Lucia Silecchia: ‘A Heart Full of Gratitude and Hope’
Bidding farewell to this papal visit blog will be bittersweet, just as bidding farewell to Pope Francis was bittersweet last week. Bitter because campus seems so very quiet now! Yet, sweet because a great moment is ours to cherish always.
As I think of Pope Francis’s time here with us, and his celebration of the canonization Mass in our midst, there are many things, some quick snapshots that I will always remember:
The joy of the crowd that grew each minute that the Mass drew closer.
The random meetings with people from so many parts of my life — my parish, my circle of friends, my students, my colleagues, and even my local Dunkin Donuts — all gathered in the same place for the same sacred reason.
The lump that came to my throat when the carillon rang out our joyful expectation.
The remarkable simplicity of the canonization rite.
Hearing “Rejoice in the Lord always …” and realizing that one of my favorite scripture passages, the one I read at my brother’s wedding, was the one I was about to hear proclaimed on yet another special day.
The hymns both familiar and new that praised God in the many ways we strive to capture awe and love in song.
The jubilant laps in the Popemobile and the reverence of the Mass that followed.

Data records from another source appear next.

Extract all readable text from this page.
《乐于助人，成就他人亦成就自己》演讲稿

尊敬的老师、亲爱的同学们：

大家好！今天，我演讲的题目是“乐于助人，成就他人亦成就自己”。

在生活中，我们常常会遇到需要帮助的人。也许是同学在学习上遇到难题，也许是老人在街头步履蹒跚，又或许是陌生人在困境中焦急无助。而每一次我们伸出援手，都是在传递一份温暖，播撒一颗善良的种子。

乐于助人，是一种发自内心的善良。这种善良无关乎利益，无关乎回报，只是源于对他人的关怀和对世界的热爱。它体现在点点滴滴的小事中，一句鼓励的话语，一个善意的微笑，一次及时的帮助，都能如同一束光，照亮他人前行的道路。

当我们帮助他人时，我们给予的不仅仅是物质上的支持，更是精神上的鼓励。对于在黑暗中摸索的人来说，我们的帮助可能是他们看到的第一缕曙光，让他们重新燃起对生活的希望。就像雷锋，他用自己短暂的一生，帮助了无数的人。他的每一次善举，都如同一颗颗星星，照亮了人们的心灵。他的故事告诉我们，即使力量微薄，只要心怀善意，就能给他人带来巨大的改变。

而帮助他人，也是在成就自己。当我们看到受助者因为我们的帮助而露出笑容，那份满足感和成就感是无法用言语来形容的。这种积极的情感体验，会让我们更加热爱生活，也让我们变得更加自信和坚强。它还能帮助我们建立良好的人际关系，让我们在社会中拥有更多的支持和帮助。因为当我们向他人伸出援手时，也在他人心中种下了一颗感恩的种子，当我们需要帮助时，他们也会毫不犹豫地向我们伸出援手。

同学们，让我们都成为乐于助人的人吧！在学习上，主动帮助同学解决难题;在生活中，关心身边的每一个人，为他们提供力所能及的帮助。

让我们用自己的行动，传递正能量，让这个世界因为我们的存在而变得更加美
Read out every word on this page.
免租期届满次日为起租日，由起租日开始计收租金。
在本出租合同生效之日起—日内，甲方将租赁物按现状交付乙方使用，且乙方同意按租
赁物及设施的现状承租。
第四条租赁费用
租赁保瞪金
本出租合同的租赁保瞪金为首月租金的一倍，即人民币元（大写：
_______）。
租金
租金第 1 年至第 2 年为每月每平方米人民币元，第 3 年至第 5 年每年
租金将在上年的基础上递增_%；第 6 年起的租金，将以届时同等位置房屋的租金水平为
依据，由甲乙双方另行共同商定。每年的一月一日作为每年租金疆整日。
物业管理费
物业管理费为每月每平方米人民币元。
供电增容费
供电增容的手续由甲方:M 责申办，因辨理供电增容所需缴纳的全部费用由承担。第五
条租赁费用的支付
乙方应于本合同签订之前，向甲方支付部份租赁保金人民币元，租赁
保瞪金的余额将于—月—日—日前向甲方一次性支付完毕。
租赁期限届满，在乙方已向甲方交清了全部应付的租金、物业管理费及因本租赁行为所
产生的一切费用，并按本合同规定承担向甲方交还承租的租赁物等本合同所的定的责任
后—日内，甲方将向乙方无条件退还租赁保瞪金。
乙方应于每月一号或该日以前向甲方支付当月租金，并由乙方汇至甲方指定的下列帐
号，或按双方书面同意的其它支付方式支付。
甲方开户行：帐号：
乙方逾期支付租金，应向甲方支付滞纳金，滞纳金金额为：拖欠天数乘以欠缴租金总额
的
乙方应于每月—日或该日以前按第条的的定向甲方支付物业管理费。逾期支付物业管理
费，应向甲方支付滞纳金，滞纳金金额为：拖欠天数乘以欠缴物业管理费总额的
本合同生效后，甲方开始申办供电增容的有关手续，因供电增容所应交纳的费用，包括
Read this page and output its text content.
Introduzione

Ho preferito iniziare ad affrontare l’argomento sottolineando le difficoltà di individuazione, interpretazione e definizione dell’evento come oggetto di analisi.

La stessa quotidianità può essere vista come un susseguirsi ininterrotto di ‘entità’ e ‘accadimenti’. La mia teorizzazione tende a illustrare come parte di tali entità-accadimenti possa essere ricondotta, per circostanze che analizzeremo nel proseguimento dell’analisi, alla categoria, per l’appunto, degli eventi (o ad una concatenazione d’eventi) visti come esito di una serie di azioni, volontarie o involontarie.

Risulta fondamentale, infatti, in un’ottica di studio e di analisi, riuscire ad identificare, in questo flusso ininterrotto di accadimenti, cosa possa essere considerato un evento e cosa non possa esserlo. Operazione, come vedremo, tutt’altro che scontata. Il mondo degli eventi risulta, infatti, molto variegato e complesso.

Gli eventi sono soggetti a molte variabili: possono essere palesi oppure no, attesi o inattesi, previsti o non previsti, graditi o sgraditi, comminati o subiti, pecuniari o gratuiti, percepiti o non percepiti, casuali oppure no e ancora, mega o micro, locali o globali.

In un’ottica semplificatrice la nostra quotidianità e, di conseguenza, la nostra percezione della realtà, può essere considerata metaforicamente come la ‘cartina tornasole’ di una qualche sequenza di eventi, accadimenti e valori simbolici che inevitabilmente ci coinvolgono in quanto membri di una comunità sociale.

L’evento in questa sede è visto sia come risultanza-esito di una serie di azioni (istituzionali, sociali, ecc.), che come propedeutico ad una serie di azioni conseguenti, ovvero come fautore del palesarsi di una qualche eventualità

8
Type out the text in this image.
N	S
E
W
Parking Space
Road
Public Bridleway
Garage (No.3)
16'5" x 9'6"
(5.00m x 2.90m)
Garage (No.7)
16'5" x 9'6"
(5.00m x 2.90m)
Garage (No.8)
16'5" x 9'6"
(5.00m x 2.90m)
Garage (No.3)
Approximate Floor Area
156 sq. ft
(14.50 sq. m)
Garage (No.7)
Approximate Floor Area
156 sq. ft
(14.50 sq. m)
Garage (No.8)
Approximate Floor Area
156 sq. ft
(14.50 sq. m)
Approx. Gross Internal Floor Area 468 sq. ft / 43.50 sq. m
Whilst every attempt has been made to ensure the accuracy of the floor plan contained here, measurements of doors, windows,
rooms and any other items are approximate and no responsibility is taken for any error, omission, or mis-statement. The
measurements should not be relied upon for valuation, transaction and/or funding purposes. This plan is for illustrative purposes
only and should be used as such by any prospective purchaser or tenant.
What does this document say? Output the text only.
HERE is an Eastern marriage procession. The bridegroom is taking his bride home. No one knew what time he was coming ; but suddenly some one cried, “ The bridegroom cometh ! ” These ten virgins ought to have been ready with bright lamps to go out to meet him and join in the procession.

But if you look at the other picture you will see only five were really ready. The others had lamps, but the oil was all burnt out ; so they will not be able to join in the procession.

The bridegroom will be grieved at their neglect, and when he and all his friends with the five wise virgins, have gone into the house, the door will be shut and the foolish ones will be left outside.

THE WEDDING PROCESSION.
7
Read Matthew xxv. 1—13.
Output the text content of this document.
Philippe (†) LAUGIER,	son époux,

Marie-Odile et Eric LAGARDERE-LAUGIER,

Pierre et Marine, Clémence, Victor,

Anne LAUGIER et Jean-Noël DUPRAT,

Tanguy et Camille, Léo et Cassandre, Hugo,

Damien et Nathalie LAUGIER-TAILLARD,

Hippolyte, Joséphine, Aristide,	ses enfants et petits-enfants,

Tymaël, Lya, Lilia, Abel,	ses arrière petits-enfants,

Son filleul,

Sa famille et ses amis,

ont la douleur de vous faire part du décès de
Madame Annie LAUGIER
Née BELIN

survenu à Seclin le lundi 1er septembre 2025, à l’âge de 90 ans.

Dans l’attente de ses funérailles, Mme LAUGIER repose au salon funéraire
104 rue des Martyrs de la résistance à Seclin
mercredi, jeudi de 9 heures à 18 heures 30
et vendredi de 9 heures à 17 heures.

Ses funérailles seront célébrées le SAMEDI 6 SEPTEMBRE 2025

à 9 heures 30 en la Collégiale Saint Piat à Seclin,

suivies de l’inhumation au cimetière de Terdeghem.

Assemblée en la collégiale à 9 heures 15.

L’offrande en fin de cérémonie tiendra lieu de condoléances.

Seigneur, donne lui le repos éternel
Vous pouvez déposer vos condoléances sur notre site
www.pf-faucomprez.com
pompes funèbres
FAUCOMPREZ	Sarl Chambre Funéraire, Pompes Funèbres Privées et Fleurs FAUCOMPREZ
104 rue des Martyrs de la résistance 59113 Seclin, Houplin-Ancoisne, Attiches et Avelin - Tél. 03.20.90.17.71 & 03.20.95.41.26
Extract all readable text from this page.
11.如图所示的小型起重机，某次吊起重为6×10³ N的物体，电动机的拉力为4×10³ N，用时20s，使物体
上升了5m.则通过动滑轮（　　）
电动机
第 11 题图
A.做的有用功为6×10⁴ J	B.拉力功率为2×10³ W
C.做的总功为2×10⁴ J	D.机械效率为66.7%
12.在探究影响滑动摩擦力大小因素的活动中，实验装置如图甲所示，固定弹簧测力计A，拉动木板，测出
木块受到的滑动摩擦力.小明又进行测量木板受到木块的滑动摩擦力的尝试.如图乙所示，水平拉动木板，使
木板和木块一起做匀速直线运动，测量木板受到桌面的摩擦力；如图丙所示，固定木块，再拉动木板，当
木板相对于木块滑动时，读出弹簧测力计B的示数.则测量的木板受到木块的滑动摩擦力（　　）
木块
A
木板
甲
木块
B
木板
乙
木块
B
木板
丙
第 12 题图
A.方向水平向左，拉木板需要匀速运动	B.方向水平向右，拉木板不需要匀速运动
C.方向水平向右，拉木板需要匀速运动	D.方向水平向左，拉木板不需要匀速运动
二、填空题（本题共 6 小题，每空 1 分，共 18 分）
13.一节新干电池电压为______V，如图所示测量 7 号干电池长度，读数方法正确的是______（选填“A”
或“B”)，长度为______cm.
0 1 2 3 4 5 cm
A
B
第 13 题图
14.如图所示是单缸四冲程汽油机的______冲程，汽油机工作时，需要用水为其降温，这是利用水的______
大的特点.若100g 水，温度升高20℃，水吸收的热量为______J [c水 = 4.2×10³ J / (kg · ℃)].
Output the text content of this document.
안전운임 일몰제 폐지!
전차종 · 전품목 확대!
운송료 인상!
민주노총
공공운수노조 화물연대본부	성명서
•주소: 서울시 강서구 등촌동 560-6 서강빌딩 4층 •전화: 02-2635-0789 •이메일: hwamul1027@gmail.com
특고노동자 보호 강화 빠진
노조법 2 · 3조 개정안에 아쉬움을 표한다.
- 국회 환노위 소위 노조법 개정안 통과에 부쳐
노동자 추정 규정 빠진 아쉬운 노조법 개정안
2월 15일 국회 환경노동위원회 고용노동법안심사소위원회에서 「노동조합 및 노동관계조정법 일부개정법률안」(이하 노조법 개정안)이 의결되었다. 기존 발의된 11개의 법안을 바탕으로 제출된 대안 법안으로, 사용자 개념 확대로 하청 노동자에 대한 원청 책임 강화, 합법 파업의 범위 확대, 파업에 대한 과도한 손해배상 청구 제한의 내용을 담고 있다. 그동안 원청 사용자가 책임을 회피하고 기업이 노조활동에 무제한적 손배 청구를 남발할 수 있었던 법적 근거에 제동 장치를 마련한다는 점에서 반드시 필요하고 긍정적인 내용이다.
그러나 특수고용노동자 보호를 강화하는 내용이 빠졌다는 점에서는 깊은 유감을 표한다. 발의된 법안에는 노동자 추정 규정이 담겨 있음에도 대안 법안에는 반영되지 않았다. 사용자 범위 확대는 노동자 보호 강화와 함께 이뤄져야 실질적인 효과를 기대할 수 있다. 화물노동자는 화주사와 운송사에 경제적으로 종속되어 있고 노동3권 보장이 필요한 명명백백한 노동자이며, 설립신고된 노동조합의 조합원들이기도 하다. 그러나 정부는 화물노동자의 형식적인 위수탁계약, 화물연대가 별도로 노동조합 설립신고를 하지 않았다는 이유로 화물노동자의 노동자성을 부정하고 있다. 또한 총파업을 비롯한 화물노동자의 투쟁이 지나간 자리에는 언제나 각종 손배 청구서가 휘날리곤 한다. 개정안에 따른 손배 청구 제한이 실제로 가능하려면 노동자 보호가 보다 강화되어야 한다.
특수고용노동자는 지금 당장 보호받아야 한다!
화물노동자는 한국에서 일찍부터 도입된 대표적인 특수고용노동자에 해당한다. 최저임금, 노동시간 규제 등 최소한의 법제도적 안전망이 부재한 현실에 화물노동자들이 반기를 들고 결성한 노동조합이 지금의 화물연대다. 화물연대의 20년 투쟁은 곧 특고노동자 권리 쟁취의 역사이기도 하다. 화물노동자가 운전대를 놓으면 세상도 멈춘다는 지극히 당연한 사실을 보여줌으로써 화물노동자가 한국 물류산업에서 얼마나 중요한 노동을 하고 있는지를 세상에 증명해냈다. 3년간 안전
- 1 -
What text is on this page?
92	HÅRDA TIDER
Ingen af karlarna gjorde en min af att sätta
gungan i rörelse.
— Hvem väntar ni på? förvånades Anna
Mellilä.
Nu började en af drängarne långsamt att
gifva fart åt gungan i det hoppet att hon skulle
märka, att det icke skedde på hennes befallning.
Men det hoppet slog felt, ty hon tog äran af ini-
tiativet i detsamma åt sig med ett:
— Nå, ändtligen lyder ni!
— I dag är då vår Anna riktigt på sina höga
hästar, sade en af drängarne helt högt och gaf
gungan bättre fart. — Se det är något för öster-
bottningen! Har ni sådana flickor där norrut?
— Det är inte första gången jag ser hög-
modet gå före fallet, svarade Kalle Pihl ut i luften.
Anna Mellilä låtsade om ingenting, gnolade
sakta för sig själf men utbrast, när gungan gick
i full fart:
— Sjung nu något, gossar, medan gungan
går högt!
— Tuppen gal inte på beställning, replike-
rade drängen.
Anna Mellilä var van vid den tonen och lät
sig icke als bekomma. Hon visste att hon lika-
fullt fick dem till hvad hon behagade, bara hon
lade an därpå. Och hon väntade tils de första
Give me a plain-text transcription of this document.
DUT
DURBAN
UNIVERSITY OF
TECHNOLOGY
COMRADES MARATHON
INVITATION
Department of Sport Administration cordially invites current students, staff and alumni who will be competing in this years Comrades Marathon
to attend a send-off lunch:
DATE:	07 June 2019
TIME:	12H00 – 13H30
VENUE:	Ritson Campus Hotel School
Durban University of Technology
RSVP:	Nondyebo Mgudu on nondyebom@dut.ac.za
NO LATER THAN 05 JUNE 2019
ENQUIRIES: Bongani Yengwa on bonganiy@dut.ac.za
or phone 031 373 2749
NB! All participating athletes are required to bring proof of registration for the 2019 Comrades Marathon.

The expected smiles of sharing the day with loved ones, and the unexpected tears that came from realizing that there are loved ones with whom I can no longer share great days like this. (Gratefully, tears not captured on the JumboTron.)
And the gift of receiving the Eucharist in that unexplained moment filled with the paradox that the most quiet and intimate moment with God can be in a crowd of thousands.
Were I to write about all these things, this post would be far too long! So, instead, I’ll let the last words be Pope Francis’s. As he prepared to leave the United States, his parting remarks began:
“My days with you have been brief. But they have been days of great grace for me and, I pray, for you too. Please know that as I prepare to leave, I do so with a heart full of gratitude and hope.”
Indeed, his days with us were brief. They were days of great grace for me and, I pray, for you too. As he prepared to leave, I saw him do so with a heart full of gratitude and hope.
— Lucia Silecchia is vice provost for policy, a professor of law at The Catholic University of America’s Columbus School of Law, and director of the International Human Rights Summer Law Program in Rome.